Adulting 101 is Barrett’s brainchild.

“Taxes, insurance, mortgages, Roth IRAs — all that kind of nuts and bolts financial stuff that for some reason they’re not getting that in high school anymore,” Barrett said.

But not just that. Seemingly obvious things, too, like sitting up straight, making eye contact in an interview and tricks to remembering someone’s name.

“They are things we are just expected to know, but I feel like we still don’t know them as well as we should,” said Tess Vollom, one of Barrett’s students.

adulting Adulting 101: Professor Offers Class To Prepare Students For The World

(credit: CBS)

During a recent class, theater teacher Wayne Matthews helped teach body language and how not to act.

His theory is, out of good intention, parents do too much for students before they leave for college.

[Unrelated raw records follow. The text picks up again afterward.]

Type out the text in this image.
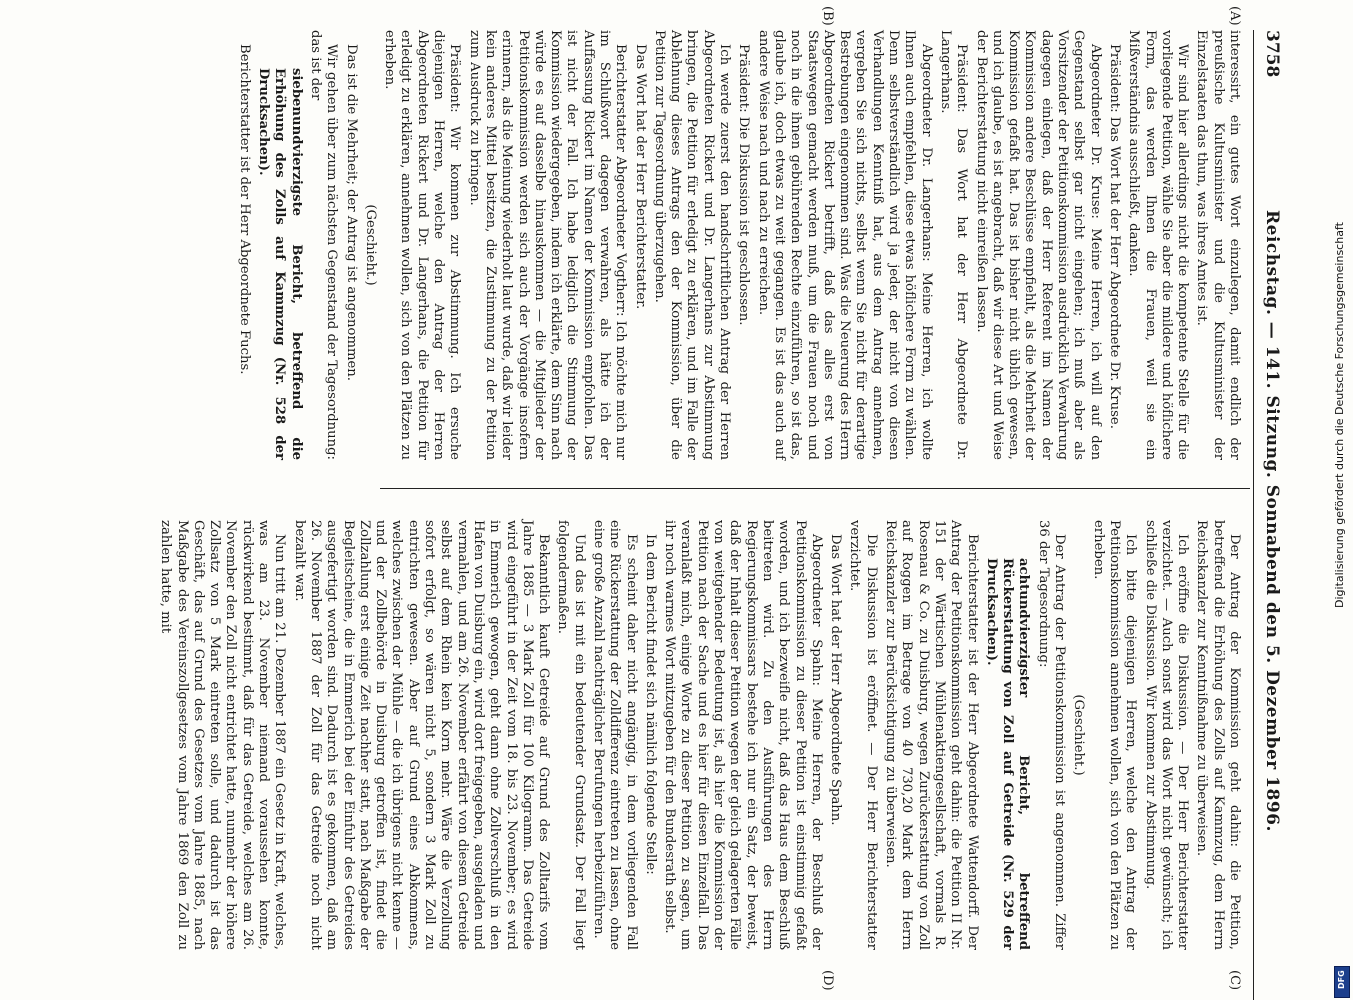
3758
Reichstag. — 141. Sitzung. Sonnabend den 5. Dezember 1896.
(A)
(B)
(C)
(D)

interessirt, ein gutes Wort einzulegen, damit endlich der preußische Kultusminister und die Kultusminister der Einzelstaaten das thun, was ihres Amtes ist.

Wir sind hier allerdings nicht die kompetente Stelle für die vorliegende Petition, wähle Sie aber die mildere und höflichere Form, das werden Ihnen die Frauen, weil sie ein Mißverständnis ausschließt, danken.

Präsident: Das Wort hat der Herr Abgeordnete Dr. Kruse.

Abgeordneter Dr. Kruse: Meine Herren, ich will auf den Gegenstand selbst gar nicht eingehen; ich muß aber als Vorsitzender der Petitionskommission ausdrücklich Verwahrung dagegen einlegen, daß der Herr Referent im Namen der Kommission andere Beschlüsse empfiehlt, als die Mehrheit der Kommission gefaßt hat. Das ist bisher nicht üblich gewesen, und ich glaube, es ist angebracht, daß wir diese Art und Weise der Berichterstattung nicht einreißen lassen.

Präsident: Das Wort hat der Herr Abgeordnete Dr. Langerhans.

Abgeordneter Dr. Langerhans: Meine Herren, ich wollte Ihnen auch empfehlen, diese etwas höflichere Form zu wählen. Denn selbstverständlich wird ja jeder, der nicht von diesen Verhandlungen Kenntniß hat, aus dem Antrag annehmen, vergeben Sie sich nichts, selbst wenn Sie nicht für derartige Bestrebungen eingenommen sind. Was die Neuerung des Herrn Abgeordneten Rickert betrifft, daß das alles erst von Staatswegen gemacht werden muß, um die Frauen noch und noch in die ihnen gebührenden Rechte einzuführen, so ist das, glaube ich, doch etwas zu weit gegangen. Es ist das auch auf andere Weise nach und nach zu erreichen.

Präsident: Die Diskussion ist geschlossen.

Ich werde zuerst den handschriftlichen Antrag der Herren Abgeordneten Rickert und Dr. Langerhans zur Abstimmung bringen, die Petition für erledigt zu erklären, und im Falle der Ablehnung dieses Antrags den der Kommission, über die Petition zur Tagesordnung überzugehen.

Das Wort hat der Herr Berichterstatter.

Berichterstatter Abgeordneter Vogtherr: Ich möchte mich nur im Schlußwort dagegen verwahren, als hätte ich der Auffassung Rickert im Namen der Kommission empfohlen. Das ist nicht der Fall. Ich habe lediglich die Stimmung der Kommission wiedergegeben, indem ich erklärte, dem Sinn nach würde es auf dasselbe hinauskommen — die Mitglieder der Petitionskommission werden sich auch der Vorgänge insofern erinnern, als die Meinung wiederholt laut wurde, daß wir leider kein anderes Mittel besitzen, die Zustimmung zu der Petition zum Ausdruck zu bringen.

Präsident: Wir kommen zur Abstimmung. Ich ersuche diejenigen Herren, welche den Antrag der Herren Abgeordneten Rickert und Dr. Langerhans, die Petition für erledigt zu erklären, annehmen wollen, sich von den Plätzen zu erheben.

(Geschieht.)

Das ist die Mehrheit; der Antrag ist angenommen.

Wir gehen über zum nächsten Gegenstand der Tagesordnung: das ist der

siebenundvierzigste Bericht, betreffend die Erhöhung des Zolls auf Kammzug (Nr. 528 der Drucksachen).

Berichterstatter ist der Herr Abgeordnete Fuchs.

Der Antrag der Kommission geht dahin: die Petition, betreffend die Erhöhung des Zolls auf Kammzug, dem Herrn Reichskanzler zur Kenntnißnahme zu überweisen.

Ich eröffne die Diskussion. — Der Herr Berichterstatter verzichtet. — Auch sonst wird das Wort nicht gewünscht; ich schließe die Diskussion. Wir kommen zur Abstimmung.

Ich bitte diejenigen Herren, welche den Antrag der Petitionskommission annehmen wollen, sich von den Plätzen zu erheben.

(Geschieht.)

Der Antrag der Petitionskommission ist angenommen. Ziffer 36 der Tagesordnung:

achtundvierzigster Bericht, betreffend Rückerstattung von Zoll auf Getreide (Nr. 529 der Drucksachen).

Berichterstatter ist der Herr Abgeordnete Wattendorff. Der Antrag der Petitionskommission geht dahin: die Petition II Nr. 151 der Wärtischen Mühlenaktiengesellschaft, vormals R. Rosenau & Co. zu Duisburg, wegen Zurückerstattung von Zoll auf Roggen im Betrage von 40 730,20 Mark dem Herrn Reichskanzler zur Berücksichtigung zu überweisen.

Die Diskussion ist eröffnet. — Der Herr Berichterstatter verzichtet.

Das Wort hat der Herr Abgeordnete Spahn.

Abgeordneter Spahn: Meine Herren, der Beschluß der Petitionskommission zu dieser Petition ist einstimmig gefaßt worden, und ich bezweifle nicht, daß das Haus dem Beschluß beitreten wird. Zu den Ausführungen des Herrn Regierungskommissars bestehe ich nur ein Satz, der beweist, daß der Inhalt dieser Petition wegen der gleich gelagerten Fälle von weitgehender Bedeutung ist, als hier die Kommission der Petition nach der Sache und es hier für diesen Einzelfall. Das veranlaßt mich, einige Worte zu dieser Petition zu sagen, um ihr noch warmes Wort mitzugeben für den Bundesrath selbst.

In dem Bericht findet sich nämlich folgende Stelle:

Es scheint daher nicht angängig, in dem vorliegenden Fall eine Rückerstattung der Zolldifferenz eintreten zu lassen, ohne eine große Anzahl nachträglicher Berufungen herbeizuführen.

Und das ist mit ein bedeutender Grundsatz. Der Fall liegt folgendermaßen.

Bekanntlich kauft Getreide auf Grund des Zolltarifs vom Jahre 1885 — 3 Mark Zoll für 100 Kilogramm. Das Getreide wird eingeführt in der Zeit vom 18. bis 23. November; es wird in Emmerich gewogen, geht dann ohne Zollverschluß in den Hafen von Duisburg ein, wird dort freigegeben, ausgeladen und vermahlen, und am 26. November erfährt von diesem Getreide selbst auf dem Rhein kein Korn mehr. Wäre die Verzollung sofort erfolgt, so wären nicht 5, sondern 3 Mark Zoll zu entrichten gewesen. Aber auf Grund eines Abkommens, welches zwischen der Mühle — die ich übrigens nicht kenne — und der Zollbehörde in Duisburg getroffen ist, findet die Zollzahlung erst einige Zeit nachher statt, nach Maßgabe der Begleitscheine, die in Emmerich bei der Einfuhr des Getreides ausgefertigt worden sind. Dadurch ist es gekommen, daß am 26. November 1887 der Zoll für das Getreide noch nicht bezahlt war.

Nun tritt am 21. Dezember 1887 ein Gesetz in Kraft, welches, was am 23. November niemand voraussehen konnte, rückwirkend bestimmt, daß für das Getreide, welches am 26. November den Zoll nicht entrichtet hatte, nunmehr der höhere Zollsatz von 5 Mark eintreten solle, und dadurch ist das Geschäft, das auf Grund des Gesetzes vom Jahre 1885, nach Maßgabe des Vereinszollgesetzes vom Jahre 1869 den Zoll zu zahlen hatte, mit	Digitalisierung gefördert durch die Deutsche Forschungsgemeinschaft
DFG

“Unfortunately, that causes a student to not be equipped or prepared to do some of the things now that they are going to do on their own because they’ve been done for them,” Matthews said.

Barrett agrees but thinks the biggest barrier today is technology.

“If I tell them to talk amongst themselves, nothing happens and they pull out their phones,” Barrett said. “If I tell them to turn to the person next to you and ask them about this, then the room lights up.”

So one of the goals of the class is to put your phone down and engage. Barrett also offers tips on how to save money.

“At their age, if they give up one cup of cappuccino a day and put it in the S&P 500, at age 67, they are a millionaire,” Barrett said.

Barrett even offers online cooking videos.

“It’s really great to have a video in front of me where it shows me what to get at the store and every step to take to get a great meal,” Vollom said.

For Barrett, there’s a simple question for his students every class – how can I prepare you for the world today?

And until these students are fully prepared thanks to his tips, Barrett will continue to teach more than just music.

“If they can avoid some of the mistakes I made and get farther ahead — I want them to all be richer and more successful than I am,” Barrett said. “I am passionate about this stuff. I love learning this stuff.”

Another tip Rob tells his students is not to ask people about their jobs because research shows nearly 70 percent of people don’t like their jobs, leading to a potentially awkward conversation.